The Prosecution Is Taking Away the Defendant’s Right to a Jury Trial
There has been a recent influx in cases where the allegations involve the defendant assaulting a police officer, but the United States Attorney’s Office instead charges the case as a simple assault.
Simple assault carries a maximum of 180 days in jail, whereas assault on a police officer now carries a 6 months maximum. In DC, a jury trial is only available if the charge carries a maximum of 6 months or more. Therefore, as simple assault is just a few days shy of reaching that requirement, a defendant is not entitled to a jury trial on a simple assault charge.
On one hand, it is beneficial for defendants to not have an “assault on a police officer” charge on their record because it may sound worse than merely “simple assault.” However, on the other hand, by charging these cases as simple assault, the government is merely circumventing the will of the Council and is failing to address any of the concerns or rationales for the modification of the law.

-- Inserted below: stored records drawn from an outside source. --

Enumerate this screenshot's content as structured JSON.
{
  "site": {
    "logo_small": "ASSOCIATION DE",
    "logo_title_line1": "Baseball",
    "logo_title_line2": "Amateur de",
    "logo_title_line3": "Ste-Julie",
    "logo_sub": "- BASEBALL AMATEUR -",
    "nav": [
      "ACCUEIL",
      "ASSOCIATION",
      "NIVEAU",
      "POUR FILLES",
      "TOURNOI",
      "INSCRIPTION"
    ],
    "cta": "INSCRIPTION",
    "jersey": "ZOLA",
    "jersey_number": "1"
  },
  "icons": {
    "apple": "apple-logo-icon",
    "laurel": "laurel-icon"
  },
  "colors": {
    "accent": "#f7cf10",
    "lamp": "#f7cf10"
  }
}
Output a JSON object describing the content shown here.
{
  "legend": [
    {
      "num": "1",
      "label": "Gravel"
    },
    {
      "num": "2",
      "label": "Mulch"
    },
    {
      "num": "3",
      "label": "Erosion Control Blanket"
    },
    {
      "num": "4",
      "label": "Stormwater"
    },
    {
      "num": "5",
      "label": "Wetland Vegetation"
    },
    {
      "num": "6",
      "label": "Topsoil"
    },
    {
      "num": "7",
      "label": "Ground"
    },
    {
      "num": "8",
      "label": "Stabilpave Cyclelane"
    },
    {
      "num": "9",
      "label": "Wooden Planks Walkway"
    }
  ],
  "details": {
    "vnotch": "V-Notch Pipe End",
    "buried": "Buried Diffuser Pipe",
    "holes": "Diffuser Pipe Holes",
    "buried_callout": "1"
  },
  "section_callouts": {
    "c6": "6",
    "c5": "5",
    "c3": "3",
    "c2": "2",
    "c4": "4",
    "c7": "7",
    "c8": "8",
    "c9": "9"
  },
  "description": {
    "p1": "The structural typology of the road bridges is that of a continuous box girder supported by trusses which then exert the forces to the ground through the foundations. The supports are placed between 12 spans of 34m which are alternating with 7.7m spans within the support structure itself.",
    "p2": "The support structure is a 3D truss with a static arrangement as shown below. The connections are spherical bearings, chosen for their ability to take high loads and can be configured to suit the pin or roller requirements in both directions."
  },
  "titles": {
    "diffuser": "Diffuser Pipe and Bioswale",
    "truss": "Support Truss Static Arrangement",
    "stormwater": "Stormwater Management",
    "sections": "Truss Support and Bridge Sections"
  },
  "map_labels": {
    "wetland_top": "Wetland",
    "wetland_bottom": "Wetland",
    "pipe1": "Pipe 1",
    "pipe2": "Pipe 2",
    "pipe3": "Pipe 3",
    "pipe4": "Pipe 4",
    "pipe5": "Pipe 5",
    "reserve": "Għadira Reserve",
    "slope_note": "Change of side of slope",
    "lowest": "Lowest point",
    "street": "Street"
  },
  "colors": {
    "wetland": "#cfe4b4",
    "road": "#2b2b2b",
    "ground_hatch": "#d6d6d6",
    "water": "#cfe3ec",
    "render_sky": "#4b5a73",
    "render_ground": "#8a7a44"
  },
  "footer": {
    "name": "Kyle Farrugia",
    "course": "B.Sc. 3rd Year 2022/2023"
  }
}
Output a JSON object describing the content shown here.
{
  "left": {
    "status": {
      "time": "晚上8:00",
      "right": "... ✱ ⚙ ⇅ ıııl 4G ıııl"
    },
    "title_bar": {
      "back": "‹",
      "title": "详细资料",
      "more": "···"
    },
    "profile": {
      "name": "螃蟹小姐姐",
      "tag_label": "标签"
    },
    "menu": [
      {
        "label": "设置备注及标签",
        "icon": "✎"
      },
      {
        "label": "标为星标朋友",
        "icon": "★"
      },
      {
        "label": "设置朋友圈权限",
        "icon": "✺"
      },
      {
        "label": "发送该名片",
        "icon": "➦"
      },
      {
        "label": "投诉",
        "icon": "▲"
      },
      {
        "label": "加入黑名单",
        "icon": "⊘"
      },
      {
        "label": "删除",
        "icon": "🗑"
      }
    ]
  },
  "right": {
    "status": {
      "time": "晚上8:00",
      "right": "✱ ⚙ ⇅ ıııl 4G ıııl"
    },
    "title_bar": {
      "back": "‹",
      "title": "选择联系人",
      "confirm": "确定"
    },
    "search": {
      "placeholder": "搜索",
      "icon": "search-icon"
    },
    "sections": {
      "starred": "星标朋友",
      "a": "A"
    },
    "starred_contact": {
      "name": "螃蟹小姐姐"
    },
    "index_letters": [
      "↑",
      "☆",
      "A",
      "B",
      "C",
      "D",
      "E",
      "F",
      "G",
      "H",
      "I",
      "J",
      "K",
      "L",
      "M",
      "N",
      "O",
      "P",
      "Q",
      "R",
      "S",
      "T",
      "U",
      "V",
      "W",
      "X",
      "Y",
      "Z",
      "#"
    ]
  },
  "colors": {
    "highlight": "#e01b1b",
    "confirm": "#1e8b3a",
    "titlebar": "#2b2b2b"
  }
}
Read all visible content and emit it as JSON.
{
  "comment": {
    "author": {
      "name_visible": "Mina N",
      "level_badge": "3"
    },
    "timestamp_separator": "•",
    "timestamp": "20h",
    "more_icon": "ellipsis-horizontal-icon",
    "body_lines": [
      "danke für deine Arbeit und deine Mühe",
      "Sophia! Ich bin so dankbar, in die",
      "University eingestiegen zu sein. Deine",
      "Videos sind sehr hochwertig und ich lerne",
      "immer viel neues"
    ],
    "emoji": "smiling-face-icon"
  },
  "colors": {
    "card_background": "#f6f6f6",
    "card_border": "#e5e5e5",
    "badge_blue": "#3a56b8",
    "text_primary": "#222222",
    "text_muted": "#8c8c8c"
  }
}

Charging the cases as a “simple assault” still creates unjust results for a number of reasons. First, just because the charge changes doesn’t mean the allegation does. The police report and statement of facts are still public record, so the allegation that the defendant assaulted a police officer is still available to anyone who wishes to see it. Second, the change in the charge does not grant the defendant any additional defenses or protections than those available in an APO charge. Finally, the police officer is still testifying as the “victim,” so all of the testimony and credibility issues remain.
This amendment to the APO statute was supported by every side of the aisle. The changes were put in place to benefit the accused and the community at large, and to provide a fair prosecution. The United States Attorney’s Office’s decision to circumvent the will of the DC council is detrimental to the interest of justice.